Mário Dionísio: entre uma retórica neo-realista e uma lírica autêntica.

 

 

 

Chimena Barros da Gama

Doutoranda/UNESP- Araraquara– FAPESP

 

 

Os poetas do Novo Cancioneiro, publicação do Neo-Realismo português, nos anos 40, são freqüentemente relegados por historiografias literárias, ou citados de forma generalizante, como se a ideologia seguida pelo grupo fosse a única via de suas realizações poéticas. De fato, grande parte dos nomes publicados na coleção dedicou-se a uma poesia contaminada sobremaneira por recursos narrativos, aparentemente sem motivação estética, mas por necessidades ideológicas. Porém, poetas como João J. Cochofel e Carlos de Oliveira mostravam-se, desde o início, distintos de tal contaminação. Outro autor, Mário Dionísio, com seu Poemas, de 1941, encontra-se entre tendência mais ideológica e o desejo de realizar arte lírica.

O autor de A Paleta e o mundo é diversas vezes citado em estudos e pesquisas sobre o grupo, devido a sua numerosa contribuição, com artigos em revistas, para a reflexão acerca do Neo-Realismo, da arte e da poesia. E é do ponto de vista estético que o poeta, também afeito à pintura, revela suas opiniões. Foi um dos pensadores mais lúcidos da vertente, sempre com reservas à simplificação da arte literária ao nível do conteúdo, e promovendo o debate a respeito da necessidade da modificação formal. O poeta, com efeito, foi o representante do Novo Cancioneiro cuja prática poética mais tentou aproximar-se de modernos como Álvaro de Campos. Porém, as composições de Poemas são também depositárias de certa narratividade e outros problemas formais que em breve veremos.

         Já na juventude, precocemente, era um dos diretores do semanário de literatura e crítica Gleba, publicado em Lisboa, em 1937; e, ainda na época, e mesmo em contato com a teoria do autor marxista G. Plékhanov, o poeta apresentou apurado senso crítico acerca da arte e da poesia, conforme as seguintes palavras:

 

Temos assim arte como contribuição de e para a vida. Parece-nos, portanto, acanhado considerar a arte, mesmo a mais subjetiva (o que nos parece bem diferente de impermeável ou inatingível), inútil ou perigosa (DIONÍSIO, apud PITA, 2002, p.236).

 

         Há sempre, nas declarações do autor lisboeta sobre a poesia e a respeito do realismo e das artes em geral, seriedade e honestidade de quem conhecia o assunto, e não se intimidava em defender o mais sensato, mesmo que em oposição ao que muitos de seus colegas de grupo divulgavam, como na afirmação acima, regida por alguns pressupostos do grupo - como o da equiparação da arte à vida, e o humanismo a ela inerente – e, ao mesmo tempo, recusando os vetos do Neo-Realismo à poesia subjetiva (identificadas por eles a dos presencistas, sobretudo).
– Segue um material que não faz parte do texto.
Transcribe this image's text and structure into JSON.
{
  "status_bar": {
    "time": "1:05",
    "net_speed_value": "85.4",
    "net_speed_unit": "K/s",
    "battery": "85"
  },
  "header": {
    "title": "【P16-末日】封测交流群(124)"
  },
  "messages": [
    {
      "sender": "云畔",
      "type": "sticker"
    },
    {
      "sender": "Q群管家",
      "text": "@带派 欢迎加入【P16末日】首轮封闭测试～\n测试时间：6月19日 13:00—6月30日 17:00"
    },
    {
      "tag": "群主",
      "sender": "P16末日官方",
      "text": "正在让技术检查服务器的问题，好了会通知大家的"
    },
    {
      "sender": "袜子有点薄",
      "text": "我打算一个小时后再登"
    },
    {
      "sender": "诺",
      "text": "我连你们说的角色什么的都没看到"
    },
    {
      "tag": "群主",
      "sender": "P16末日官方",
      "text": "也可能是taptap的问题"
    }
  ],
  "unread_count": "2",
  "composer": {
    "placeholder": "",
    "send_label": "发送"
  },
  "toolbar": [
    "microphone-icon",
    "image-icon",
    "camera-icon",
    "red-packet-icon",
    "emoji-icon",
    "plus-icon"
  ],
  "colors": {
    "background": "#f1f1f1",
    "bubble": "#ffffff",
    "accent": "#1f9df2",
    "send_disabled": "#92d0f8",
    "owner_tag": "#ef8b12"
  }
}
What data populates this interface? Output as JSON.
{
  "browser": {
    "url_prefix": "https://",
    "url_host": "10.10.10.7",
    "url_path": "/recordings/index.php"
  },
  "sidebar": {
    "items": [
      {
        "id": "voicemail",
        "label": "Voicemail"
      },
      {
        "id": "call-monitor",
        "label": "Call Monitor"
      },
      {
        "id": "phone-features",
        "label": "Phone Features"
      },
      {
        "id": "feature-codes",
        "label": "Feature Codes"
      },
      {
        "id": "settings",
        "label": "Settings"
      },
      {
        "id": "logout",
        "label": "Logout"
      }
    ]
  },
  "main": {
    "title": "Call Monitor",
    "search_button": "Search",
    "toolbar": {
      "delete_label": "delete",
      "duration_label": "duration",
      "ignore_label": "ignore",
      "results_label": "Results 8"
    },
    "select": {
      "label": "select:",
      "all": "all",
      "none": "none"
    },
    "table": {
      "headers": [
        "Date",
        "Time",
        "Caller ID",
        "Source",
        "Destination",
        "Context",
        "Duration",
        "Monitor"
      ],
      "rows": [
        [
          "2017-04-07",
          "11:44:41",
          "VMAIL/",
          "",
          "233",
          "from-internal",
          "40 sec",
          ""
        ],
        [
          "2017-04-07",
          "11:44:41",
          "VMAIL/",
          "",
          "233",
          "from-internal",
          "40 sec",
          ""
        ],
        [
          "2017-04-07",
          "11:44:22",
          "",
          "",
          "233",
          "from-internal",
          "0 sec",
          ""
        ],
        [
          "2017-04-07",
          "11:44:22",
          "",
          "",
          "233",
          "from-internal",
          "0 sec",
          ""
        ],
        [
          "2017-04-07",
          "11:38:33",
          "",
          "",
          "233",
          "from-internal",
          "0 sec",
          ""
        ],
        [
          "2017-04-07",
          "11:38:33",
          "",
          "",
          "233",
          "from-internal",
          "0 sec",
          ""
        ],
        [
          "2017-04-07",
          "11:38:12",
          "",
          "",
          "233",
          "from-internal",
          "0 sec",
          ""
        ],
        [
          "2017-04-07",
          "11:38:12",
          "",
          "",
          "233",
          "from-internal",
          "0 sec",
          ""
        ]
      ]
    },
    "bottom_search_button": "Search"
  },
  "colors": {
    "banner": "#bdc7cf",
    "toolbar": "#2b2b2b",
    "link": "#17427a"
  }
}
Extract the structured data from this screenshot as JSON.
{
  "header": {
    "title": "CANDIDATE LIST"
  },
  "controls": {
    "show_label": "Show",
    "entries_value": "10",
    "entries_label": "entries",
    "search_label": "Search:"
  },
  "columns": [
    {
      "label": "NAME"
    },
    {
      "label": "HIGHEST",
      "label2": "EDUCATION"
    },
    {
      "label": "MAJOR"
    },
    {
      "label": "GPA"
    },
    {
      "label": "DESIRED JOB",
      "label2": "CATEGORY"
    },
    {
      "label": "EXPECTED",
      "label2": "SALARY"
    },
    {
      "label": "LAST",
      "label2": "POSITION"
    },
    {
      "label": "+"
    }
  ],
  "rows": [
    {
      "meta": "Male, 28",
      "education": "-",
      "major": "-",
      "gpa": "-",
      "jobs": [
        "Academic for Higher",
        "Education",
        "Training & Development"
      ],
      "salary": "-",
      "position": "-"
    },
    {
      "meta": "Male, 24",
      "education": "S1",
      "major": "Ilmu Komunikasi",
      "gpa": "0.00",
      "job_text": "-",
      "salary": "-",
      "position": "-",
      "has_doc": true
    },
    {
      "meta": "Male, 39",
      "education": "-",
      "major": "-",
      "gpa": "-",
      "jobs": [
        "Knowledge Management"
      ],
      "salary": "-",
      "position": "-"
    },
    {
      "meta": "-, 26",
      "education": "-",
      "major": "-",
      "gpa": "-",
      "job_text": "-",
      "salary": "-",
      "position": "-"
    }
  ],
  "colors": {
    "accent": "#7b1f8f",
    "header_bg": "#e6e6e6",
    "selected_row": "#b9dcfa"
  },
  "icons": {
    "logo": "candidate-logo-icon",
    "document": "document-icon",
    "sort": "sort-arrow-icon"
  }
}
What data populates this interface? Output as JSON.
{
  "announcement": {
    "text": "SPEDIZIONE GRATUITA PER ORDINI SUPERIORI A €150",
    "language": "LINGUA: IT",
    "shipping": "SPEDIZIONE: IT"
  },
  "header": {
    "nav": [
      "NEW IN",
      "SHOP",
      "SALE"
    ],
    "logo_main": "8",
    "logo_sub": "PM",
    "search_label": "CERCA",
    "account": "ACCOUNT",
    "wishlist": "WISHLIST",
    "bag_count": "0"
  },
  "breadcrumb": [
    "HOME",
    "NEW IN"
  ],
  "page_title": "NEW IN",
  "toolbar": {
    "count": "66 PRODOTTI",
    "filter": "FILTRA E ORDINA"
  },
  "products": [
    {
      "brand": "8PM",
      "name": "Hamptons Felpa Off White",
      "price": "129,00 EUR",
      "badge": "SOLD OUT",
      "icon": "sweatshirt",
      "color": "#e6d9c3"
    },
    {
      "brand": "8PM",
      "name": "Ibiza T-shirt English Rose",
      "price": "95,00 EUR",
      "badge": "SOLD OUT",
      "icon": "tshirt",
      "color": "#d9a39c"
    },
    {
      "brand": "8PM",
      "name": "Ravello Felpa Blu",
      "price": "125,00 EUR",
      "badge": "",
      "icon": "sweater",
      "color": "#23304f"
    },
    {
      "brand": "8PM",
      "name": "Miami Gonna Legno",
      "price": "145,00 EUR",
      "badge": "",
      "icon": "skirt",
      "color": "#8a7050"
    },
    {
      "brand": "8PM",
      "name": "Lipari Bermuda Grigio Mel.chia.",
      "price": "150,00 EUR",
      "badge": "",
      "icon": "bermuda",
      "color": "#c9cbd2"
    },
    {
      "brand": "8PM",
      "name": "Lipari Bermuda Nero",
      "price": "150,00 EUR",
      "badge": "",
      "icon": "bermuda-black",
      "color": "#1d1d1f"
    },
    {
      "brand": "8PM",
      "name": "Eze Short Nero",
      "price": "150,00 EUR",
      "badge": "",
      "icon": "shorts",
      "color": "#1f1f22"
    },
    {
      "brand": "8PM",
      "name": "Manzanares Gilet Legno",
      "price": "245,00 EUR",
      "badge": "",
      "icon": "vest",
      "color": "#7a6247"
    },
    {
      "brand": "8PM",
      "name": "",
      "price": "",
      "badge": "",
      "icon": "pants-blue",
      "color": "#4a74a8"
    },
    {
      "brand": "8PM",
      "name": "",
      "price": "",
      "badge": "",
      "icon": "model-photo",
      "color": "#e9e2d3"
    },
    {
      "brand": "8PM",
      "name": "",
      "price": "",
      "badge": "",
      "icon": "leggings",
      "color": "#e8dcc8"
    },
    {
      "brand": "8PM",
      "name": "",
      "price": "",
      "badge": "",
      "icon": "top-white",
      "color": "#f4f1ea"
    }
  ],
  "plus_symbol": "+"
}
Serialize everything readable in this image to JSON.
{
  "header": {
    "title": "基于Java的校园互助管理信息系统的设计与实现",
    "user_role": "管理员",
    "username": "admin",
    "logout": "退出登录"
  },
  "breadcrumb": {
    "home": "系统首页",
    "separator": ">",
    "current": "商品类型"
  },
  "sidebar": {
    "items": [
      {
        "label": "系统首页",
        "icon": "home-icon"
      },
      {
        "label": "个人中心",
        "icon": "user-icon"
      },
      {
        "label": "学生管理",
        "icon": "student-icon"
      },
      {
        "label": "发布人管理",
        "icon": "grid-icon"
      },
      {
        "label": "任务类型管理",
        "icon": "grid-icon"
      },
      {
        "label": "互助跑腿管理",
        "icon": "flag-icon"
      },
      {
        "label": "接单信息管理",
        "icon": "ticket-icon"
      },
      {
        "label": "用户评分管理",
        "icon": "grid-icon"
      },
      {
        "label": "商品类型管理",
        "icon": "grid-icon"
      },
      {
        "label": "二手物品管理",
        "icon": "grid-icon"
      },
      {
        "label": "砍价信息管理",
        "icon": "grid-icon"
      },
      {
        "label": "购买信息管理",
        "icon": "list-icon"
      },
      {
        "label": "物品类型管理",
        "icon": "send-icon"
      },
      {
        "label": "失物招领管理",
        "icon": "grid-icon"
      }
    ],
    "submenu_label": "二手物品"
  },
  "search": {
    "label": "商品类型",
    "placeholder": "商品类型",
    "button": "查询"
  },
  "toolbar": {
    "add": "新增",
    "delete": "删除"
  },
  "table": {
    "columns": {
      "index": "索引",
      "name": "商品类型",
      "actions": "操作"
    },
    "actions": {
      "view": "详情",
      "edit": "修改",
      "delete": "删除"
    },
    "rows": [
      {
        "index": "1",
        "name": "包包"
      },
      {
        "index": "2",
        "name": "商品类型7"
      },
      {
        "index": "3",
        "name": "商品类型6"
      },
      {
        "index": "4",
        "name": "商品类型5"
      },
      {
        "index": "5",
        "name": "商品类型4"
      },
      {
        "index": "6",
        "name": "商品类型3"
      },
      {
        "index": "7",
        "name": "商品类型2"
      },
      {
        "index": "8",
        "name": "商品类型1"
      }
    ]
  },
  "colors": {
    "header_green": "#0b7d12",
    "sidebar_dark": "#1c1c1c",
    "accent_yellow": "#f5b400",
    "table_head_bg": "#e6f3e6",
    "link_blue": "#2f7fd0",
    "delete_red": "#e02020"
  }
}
         Porém, a relação de Mário Dionísio com o ideário neo-realista rendeu-lhe, em termos de prática poética, versos em que se manifestaram tópicas como a “estética do grito”, e a “atitude coral” – definições de Martelo (1998, p.92) – e tantas outras que homogeneizaram a criação da coleção de poesia aqui tratada:

 

Venham todos os meninos nascidos nas palhas

duma mãi camponesa de braços vergados aos molhos de espigas

e dum pai carpinteiro.

[...]

Venham todos os moços de braços inúteis

e tôdas as raparigas de olhos desildidos

e todos os velhos que não tiveram mocidade.

Venham.

Vamos gritar que não!

[...]      (DIONÍSIO, 1941, p.47)

 

O trecho é um exemplo de poesia mais empenhada, constituída pelas minorias (“meninos nascidos nas palhas”; “mãi camponesa”, prostitutas), coletiva, combativa; composta, sobretudo, de enumerações anafóricas, recurso formal excessivamente usado pelo poeta no livro, o que compromete seu êxito lírico, pela extensão que, em geral, dá às “idéias” cantadas. A corruptela, a que o poeta também recorre em outras composições, da palavra “mãe” (“mãi"), não pode ser identificada com o uso da linguagem de uma maneira moderna, coloquial, mas, sim, como a voz dada ao povo. Trata-se, portanto, de uma incidência mais ideológica do que formal; diferente, por exemplo, da obra de António Nobre, este sim trazendo novidade formal e lingüística, através da corruptela, para seus versos, no final do século XIX. Porém, o ritmo é interessante, e o poeta se aproxima do verso livre, embora faça neste e em outros poemas junções de métricas mais curtas, na tentativa de libertar o verso (“liberta-o” ainda artificialmente). E a aliteração no quinto verso (em “l” e “lh”) corrobora a riqueza rítmica. Esse ritmo leva o leitor até o ápice do poema, o “grito” em “Vamos gritar que não!”. A elevação do tom, sugerindo a revolta que o próprio verso significa, remete-nos a vários outros de seus poemas e de seus colegas de grupo. É, pois, aqui, nesse “grito”, que Mário Dionísio mistura sua poesia, tão particular, às de outros autores de poesia do Novo Cancioneiro.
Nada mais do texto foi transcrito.